Vu, Weers Receive Faculty Scholarly and Creative Achievement AwardsPublished: June 30, 2011
Kim-Phuong Vu’s research is making air traffic safer, websites easier to navigate, and controls easier to use. Recognized internationally as an expert on stimulus-response compatibility, Vu’s research focuses on:
• How performance improves with certain mappings of stimuli to responses, which has implications for how displays and controls should be organized and mapped in order to achieve efficient performance with minimal errors;
• Human-computer interaction, which is concerned with designing computer interfaces and products with users in mind so that they are most effective;
• Human factors issues in operating advanced air vehicles, air traffic management concepts and automation technologies and evaluating interface design solutions for the advanced displays and controls associated with new technologies.
Since she arrived at CSULB in 2005, Vu has served as principal investigator, co-investigator or senior personnel on eight grants or funded projects totaling more than $8 million from NASA, NSF, The Boeing Company, Northrup Grumman Corporation and the CSU Chancellor’s Office.
Vu has authored or co-authored 29 peer-reviewed journal articles and was lead editor for a major handbook, the Handbook of Human Factors in Web Design (2nd edition), which was recently released.
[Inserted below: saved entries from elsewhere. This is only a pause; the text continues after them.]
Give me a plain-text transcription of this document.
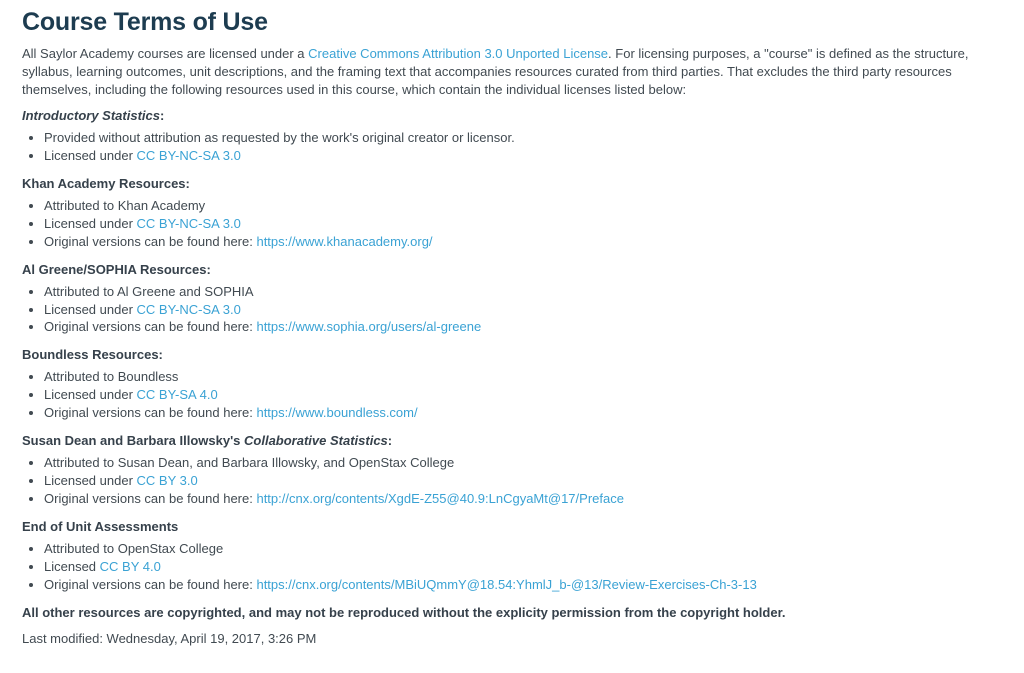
Course Terms of Use

All Saylor Academy courses are licensed under a Creative Commons Attribution 3.0 Unported License. For licensing purposes, a "course" is defined as the structure, syllabus, learning outcomes, unit descriptions, and the framing text that accompanies resources curated from third parties. That excludes the third party resources themselves, including the following resources used in this course, which contain the individual licenses listed below:

Introductory Statistics:

• Provided without attribution as requested by the work's original creator or licensor.
• Licensed under CC BY-NC-SA 3.0

Khan Academy Resources:

• Attributed to Khan Academy
• Licensed under CC BY-NC-SA 3.0
• Original versions can be found here: https://www.khanacademy.org/

Al Greene/SOPHIA Resources:

• Attributed to Al Greene and SOPHIA
• Licensed under CC BY-NC-SA 3.0
• Original versions can be found here: https://www.sophia.org/users/al-greene

Boundless Resources:

• Attributed to Boundless
• Licensed under CC BY-SA 4.0
• Original versions can be found here: https://www.boundless.com/

Susan Dean and Barbara Illowsky's Collaborative Statistics:

• Attributed to Susan Dean, and Barbara Illowsky, and OpenStax College
• Licensed under CC BY 3.0
• Original versions can be found here: http://cnx.org/contents/XgdE-Z55@40.9:LnCgyaMt@17/Preface

End of Unit Assessments

• Attributed to OpenStax College
• Licensed CC BY 4.0
• Original versions can be found here: https://cnx.org/contents/MBiUQmmY@18.54:YhmlJ_b-@13/Review-Exercises-Ch-3-13

All other resources are copyrighted, and may not be reproduced without the explicity permission from the copyright holder.

Last modified: Wednesday, April 19, 2017, 3:26 PM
She has co-authored one book, Stimulus Response Compatibility Principle. She has published 12 book chapters/encyclopedia entries and 31 conference proceedings papers. Her work has been positively received nationally and internationally, being cited by researchers 251 times in 40 journals. She has been invited to give five talks and has had more than40 spoken or poster presentations at professional conventions.
“Dr. Vu is conducting a wide-ranging, integrated and exceptionally productive research program that not only pulls in collaborators from other institutions, but also incorporates training of CSULB students at graduate and undergraduate levels,” said Psychology Department Chair Ken Green. “She has been a key figure in obtaining an impressive amount of grant support and has already achieved international prominence through her accomplishments.”
Chemistry and Biochemistry
Every year in the United States, there are about 700,000 cases of sepsis, a condition in which the body is fighting a severe infection that has spread through the bloodstream. It can lead to septic shock, which is associated with a life-threatening drop in blood pressure and circulatory collapse and results in more than 200,000 deaths annually. But Paul Weers’ research on apolipoproteins could one day prevent septic shock.
During the early stages of an infection, lipopolysaccharides, which are extremely toxic membrane components from bacteria, are released into the bloodstream, causing sepsis and shock. Weers believes that apolipoproteins, which are also found in the blood, neutralize the toxic lipopolysaccharides.
“How this exactly happens, we do not know, but that is what we try to understand on a molecular level,” Weers said. “Once we understand this in good detail, scientists can then think about how to use this information to develop novel strategies to treat bacterial sepsis.”
Since 2004, Weers has received three NIH grants to support his research. In 2004, he was awarded his first NIH AREA grant to study the lipid binding properties of apolipoproteins, which was a great stimulus to establish his research lab which has hosted nine graduate and 24 undergraduate students. The following year, he received an NIH-SCORE grant and in 2010 he was awarded his third NIH grant to support his research into the role of apolipoproteins in innate immunity.
Throughout his tenure at CSULB, Weers has provided students with a place to excel and work toward their professional goals. Many of his students, including Duc Le, this year’s Outstanding Undergraduate Research Student in the College of Natural Science and Mathematics, have gone on to win research competitions, publish research, present at regional and national meetings and pursue doctoral degrees.
“Students or trainees who enter my program will be trained in the skills required for biochemistry and/or biotechnology laboratory settings,” Weers said. “But they also receive guidance in more general skills such as formal presentations, scientific writing and applying for scholarships.”